Inflation gauge rises 0.3% during November, Shares rebound from Dubai debt worries: Economy Roundup

Inflation rose by 0.3% during November following a gain of the same amount during October, the TD Securities-Melbourne Institute monthly inflation gauge has revealed.

The update to the index now shows a 2.1% increase in the 12 months to November, within the Reserve Bank of Australia’s 2-3% target band – giving it reason to raise rates tomorrow, TD Securities strategist Annette Beacher said.

“Annual inflation was comfortably below the RBA’s 2-3% target band for the last six months,” she said in a statement. “However, there are now early signs that such price deceleration has bottomed out.”

“Indeed, rent has picked up for the first time in nine months, and our trimmed inflation measure has increased after two consecutive months in decline.

Beacher said the company believes the RBA will lift the official interest rate by 25 basis points tomorrow.

Meanwhile, company gross operating profits fell by a seasonally adjusted 2.1% during the September quarter, new figures from the Australian Bureau of Statistics have revealed.

Inventories rose by a seasonally adjusted 0.8% during the quarter, with manufacturing sales of goods and services also gaining 1.2%. Wholesale trade’s sales of goods and services rose by 0.9%, while wages and salaries remained “relatively unchanged”.

Shares higher after Dubai debt worries

The Australian sharemarket has opened 1.5% higher after a shocking end to the week on Friday, when markets fell nearly 3% due to fears over Dubai’s status as an investment haven.

The benchmark S&P/ASX200 index was up 112 points or 2.47% to 4685 at 12.10 AEST, while the Australian dollar increased to US91c after markets began to stabilise.

Commonwealth Bank shares increased 3.2% to $52.22, while Westpac shares also gained 3.7% to $23.98. NAB shares rose 4.2% to $28.14, while ANZ gained 3.4% to $21.90.

Department store David Jones has said it is ready for further growth and is positioned to increase profits during the next holiday season.

Chairman Robert Savage has said at the company’s annual general meeting that while the year has been challenging for the company, previous restructuring work has allowed the company to survive.

“Importantly, we have not only focused on the immediate short-term outlook, but also invested considerable time and effort into implementing the longer-term projects that will start delivering growth and additional returns to shareholders from 2010 onwards,” he said.

Insurance group AIG is embarking on a rebranding exercise throughout Australia and New Zealand, and will know by known as “Chartis”.

“A company’s brand and the associated image and public perception that come with it are hugely important factors for any business,” chief executive Chris Townsend said in a statement. “This is something that we have been acutely aware of, given the well publicised challenges our parent company has faced in the past 15 months,” Mr Townsend said.
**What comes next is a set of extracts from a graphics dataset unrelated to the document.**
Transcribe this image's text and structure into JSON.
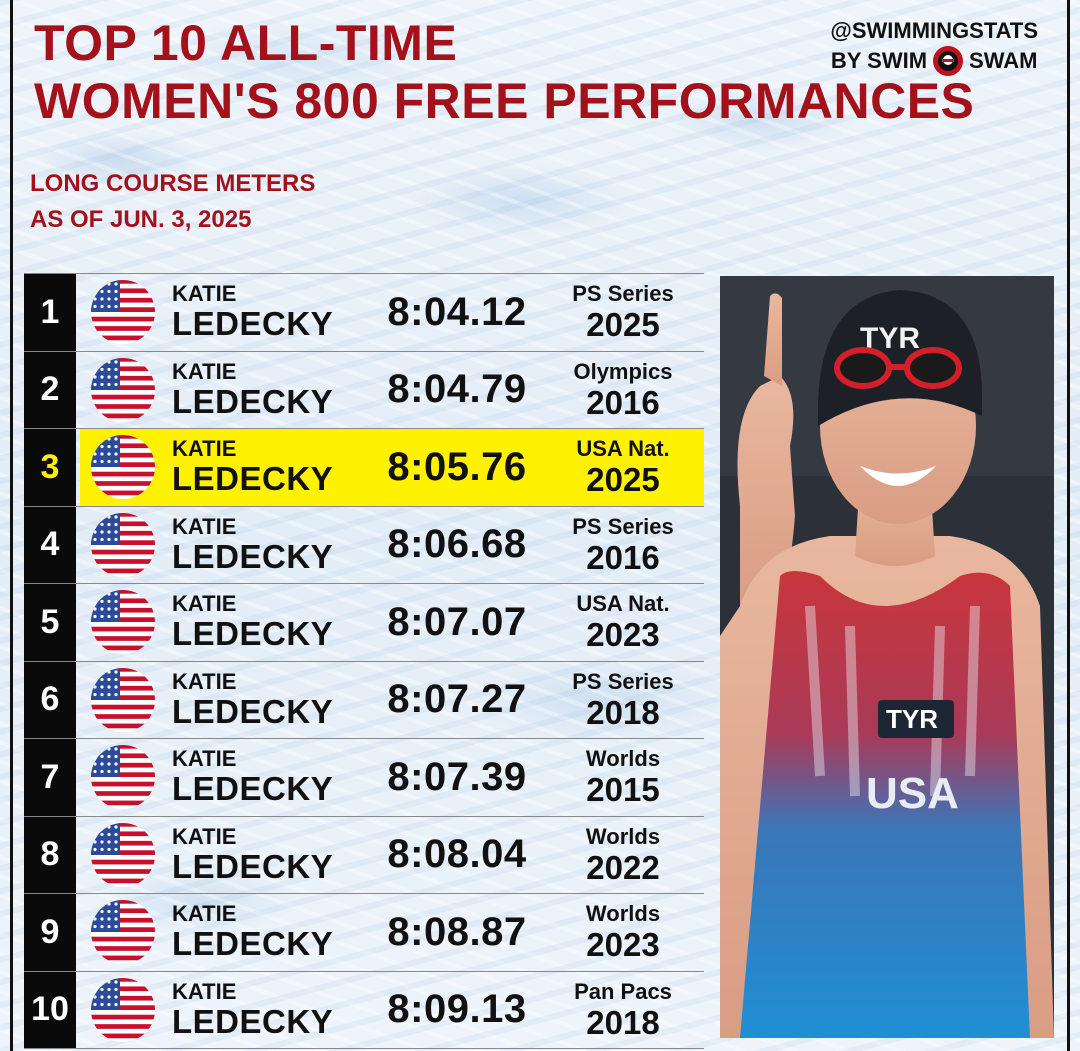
{
  "header": {
    "title_line1": "TOP 10 ALL-TIME",
    "title_line2": "WOMEN'S 800 FREE PERFORMANCES",
    "subtitle_line1": "LONG COURSE METERS",
    "subtitle_line2": "AS OF JUN. 3, 2025"
  },
  "brand": {
    "handle": "@SWIMMINGSTATS",
    "by_left": "BY SWIM",
    "by_right": "SWAM"
  },
  "rows": [
    {
      "rank": "1",
      "first": "KATIE",
      "last": "LEDECKY",
      "time": "8:04.12",
      "meet": "PS Series",
      "year": "2025"
    },
    {
      "rank": "2",
      "first": "KATIE",
      "last": "LEDECKY",
      "time": "8:04.79",
      "meet": "Olympics",
      "year": "2016"
    },
    {
      "rank": "3",
      "first": "KATIE",
      "last": "LEDECKY",
      "time": "8:05.76",
      "meet": "USA Nat.",
      "year": "2025"
    },
    {
      "rank": "4",
      "first": "KATIE",
      "last": "LEDECKY",
      "time": "8:06.68",
      "meet": "PS Series",
      "year": "2016"
    },
    {
      "rank": "5",
      "first": "KATIE",
      "last": "LEDECKY",
      "time": "8:07.07",
      "meet": "USA Nat.",
      "year": "2023"
    },
    {
      "rank": "6",
      "first": "KATIE",
      "last": "LEDECKY",
      "time": "8:07.27",
      "meet": "PS Series",
      "year": "2018"
    },
    {
      "rank": "7",
      "first": "KATIE",
      "last": "LEDECKY",
      "time": "8:07.39",
      "meet": "Worlds",
      "year": "2015"
    },
    {
      "rank": "8",
      "first": "KATIE",
      "last": "LEDECKY",
      "time": "8:08.04",
      "meet": "Worlds",
      "year": "2022"
    },
    {
      "rank": "9",
      "first": "KATIE",
      "last": "LEDECKY",
      "time": "8:08.87",
      "meet": "Worlds",
      "year": "2023"
    },
    {
      "rank": "10",
      "first": "KATIE",
      "last": "LEDECKY",
      "time": "8:09.13",
      "meet": "Pan Pacs",
      "year": "2018"
    }
  ],
  "highlight_rank": "3",
  "photo": {
    "cap_text": "TYR",
    "suit_brand": "TYR",
    "suit_text": "USA"
  },
  "colors": {
    "title_red": "#a3121b",
    "highlight": "#fff200",
    "rank_bg": "#0a0a0a",
    "flag_red": "#c8102e",
    "flag_blue": "#2c4a9a"
  },
  "icons": {
    "flag": "usa-flag-icon",
    "brand_logo": "swimswam-logo-icon"
  }
}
“In addition to giving us our own identity, the new brand reinforces our commitment to the market and signifies our autonomy, with the ongoing protection provided by our financial strength.”

ConnectEast to pay early completion bonus

ConnectEast will pay Thiess John Holland $55 million under an agreement for early completion of the EastLink toll road.
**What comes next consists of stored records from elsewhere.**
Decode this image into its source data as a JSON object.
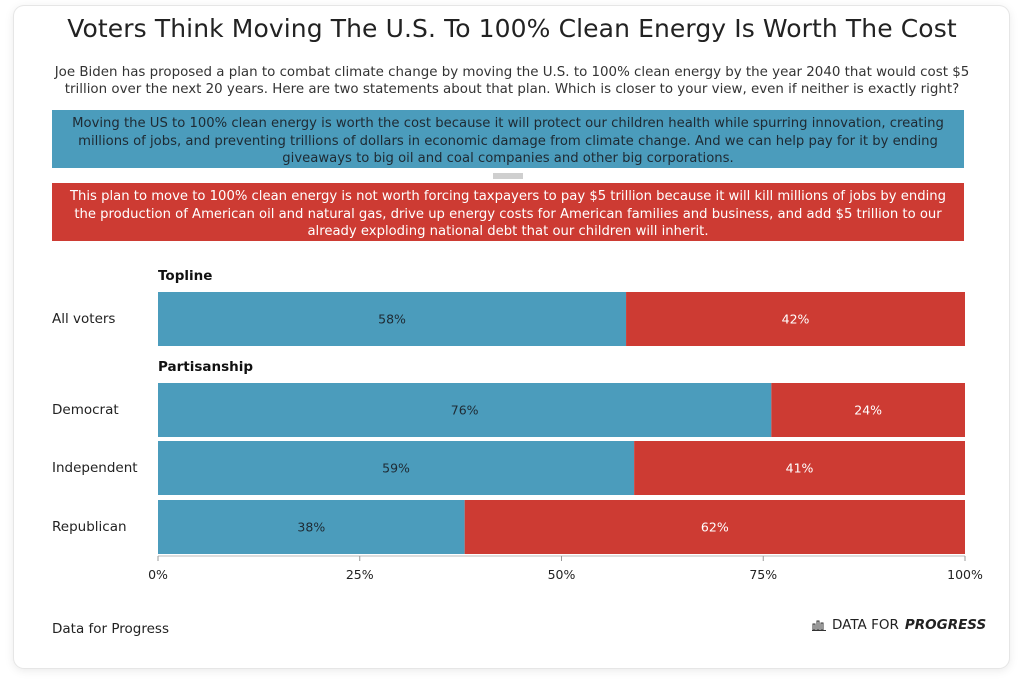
{
  "title": "Voters Think Moving The U.S. To 100% Clean Energy Is Worth The Cost",
  "subtitle": "Joe Biden has proposed a plan to combat climate change by moving the U.S. to 100% clean energy by the year 2040 that would cost $5 trillion over the next 20 years. Here are two statements about that plan. Which is closer to your view, even if neither is exactly right?",
  "statements": {
    "blue": "Moving the US to 100% clean energy is worth the cost because it will protect our children health while spurring innovation, creating millions of jobs, and preventing trillions of dollars in economic damage from climate change. And we can help pay for it by ending giveaways to big oil and coal companies and other big corporations.",
    "red": "This plan to move to 100% clean energy is not worth forcing taxpayers to pay $5 trillion because it will kill millions of jobs by ending the production of American oil and natural gas, drive up energy costs for American families and business, and add $5 trillion to our already exploding national debt that our children will inherit."
  },
  "colors": {
    "blue": "#4b9cbc",
    "red": "#cd3b33"
  },
  "sections": {
    "topline": "Topline",
    "partisanship": "Partisanship"
  },
  "footer": {
    "source": "Data for Progress",
    "brand_prefix": "DATA FOR",
    "brand_bold": "PROGRESS",
    "brand_icon": "bar-chart-icon"
  },
  "chart_data": {
    "type": "bar",
    "orientation": "horizontal",
    "stacked": true,
    "categories": [
      "All voters",
      "Democrat",
      "Independent",
      "Republican"
    ],
    "groups": [
      {
        "name": "Topline",
        "categories": [
          "All voters"
        ]
      },
      {
        "name": "Partisanship",
        "categories": [
          "Democrat",
          "Independent",
          "Republican"
        ]
      }
    ],
    "series": [
      {
        "color": "#4b9cbc",
        "values": [
          58,
          76,
          59,
          38
        ]
      },
      {
        "color": "#cd3b33",
        "values": [
          42,
          24,
          41,
          62
        ]
      }
    ],
    "data_labels": [
      [
        "58%",
        "76%",
        "59%",
        "38%"
      ],
      [
        "42%",
        "24%",
        "41%",
        "62%"
      ]
    ],
    "xlim": [
      0,
      100
    ],
    "xticks": [
      0,
      25,
      50,
      75,
      100
    ],
    "xtick_labels": [
      "0%",
      "25%",
      "50%",
      "75%",
      "100%"
    ],
    "legend": "none",
    "grid": false
  }
}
“As of June 30, 2009, a provision of $40.5 million was included in ConnectEast’s balance sheet in respect of the bonus. Based on the amended formula and current projections, it is expected that the provision will be adjusted to $55 million as at 31 December 2009,” ConnectEast said in a statement to the ASX.
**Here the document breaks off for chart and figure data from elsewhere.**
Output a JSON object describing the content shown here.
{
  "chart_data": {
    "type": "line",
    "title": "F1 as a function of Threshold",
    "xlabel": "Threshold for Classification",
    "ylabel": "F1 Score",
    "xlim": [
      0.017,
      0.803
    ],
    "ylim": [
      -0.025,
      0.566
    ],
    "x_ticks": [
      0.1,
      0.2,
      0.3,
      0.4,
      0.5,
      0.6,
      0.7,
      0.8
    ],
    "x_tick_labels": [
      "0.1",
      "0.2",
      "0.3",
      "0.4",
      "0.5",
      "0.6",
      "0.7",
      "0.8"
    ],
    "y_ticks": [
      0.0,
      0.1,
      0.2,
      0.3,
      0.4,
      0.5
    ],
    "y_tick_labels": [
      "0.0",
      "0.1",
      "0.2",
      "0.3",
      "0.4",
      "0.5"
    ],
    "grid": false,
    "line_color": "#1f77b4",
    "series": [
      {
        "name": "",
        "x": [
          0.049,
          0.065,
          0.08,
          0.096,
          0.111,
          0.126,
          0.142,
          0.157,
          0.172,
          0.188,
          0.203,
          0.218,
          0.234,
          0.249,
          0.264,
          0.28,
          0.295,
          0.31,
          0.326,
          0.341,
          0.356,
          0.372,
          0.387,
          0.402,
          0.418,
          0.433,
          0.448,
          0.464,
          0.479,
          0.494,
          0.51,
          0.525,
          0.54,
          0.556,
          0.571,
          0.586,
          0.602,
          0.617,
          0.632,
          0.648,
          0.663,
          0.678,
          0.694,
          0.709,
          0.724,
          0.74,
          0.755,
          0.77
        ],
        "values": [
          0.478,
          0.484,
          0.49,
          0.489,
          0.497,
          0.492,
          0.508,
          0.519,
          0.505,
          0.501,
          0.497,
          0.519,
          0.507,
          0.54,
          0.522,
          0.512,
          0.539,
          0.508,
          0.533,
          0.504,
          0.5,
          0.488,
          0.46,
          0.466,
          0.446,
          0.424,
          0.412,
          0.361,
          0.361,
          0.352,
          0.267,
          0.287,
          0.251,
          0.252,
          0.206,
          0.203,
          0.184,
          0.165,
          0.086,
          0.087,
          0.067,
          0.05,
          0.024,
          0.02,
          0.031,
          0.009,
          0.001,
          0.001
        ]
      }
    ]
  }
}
OZ Minerals has now signed an agreement with IMX Resources to explore its copper-gold tenements in SA, and will additionally acquire 13% of the company through a $10 million share placement.

“OZ Minerals considers the area surrounding the Prominent Hill copper-gold mine to be prospective for the discovery of similar types of deposits and as such, the tenements surrounding Prominent Hill are a high exploration priority,” the company said.

“The joint venture will allow exploration on the IMX tenements to be expedited, for the benefit of both OZ Minerals and IMX shareholders,” managing director and chief executive Terry Burgess said in a statement.

Telstra undergoes corporate restructure

Telecommunications giant Telstra will now undertake a major organisational restructure with the creation of a new international unit and two new product units, the company has announced.

The restructure will see the creation of four groups, customer-facing units, product units, operations unit and a corporate support unit. Chief executive David Thodey said in a statement the restructure will see the company expand its reach in the domestic and international market.

“Today I am taking another step to organise Telstra around our core strategy: to compete in the fastest-growing markets in Australia and overseas, lead the industry by investing in new products and services, and deliver a better experience for our valued customers,” he said.

Meanwhile, in the US investors continue to be nervous regarding Dubai’s debt issues. The stock market is set for a tumultuous week, with Black Friday sales results expected to be released along with official jobs data.

“A big part of whether the market’s positive trend continues for the next month will partly depend on whether this Dubai World problem does, in fact, mushroom into concerns about the soundness of financial markets,” Michael James, senior trader at Wedbush Morgan, told Reuters.

“At least so far here in the US market, that seems to be shrugged off, but we’ll see if we get any more details… that might put a more cautionary spin to the early problems.”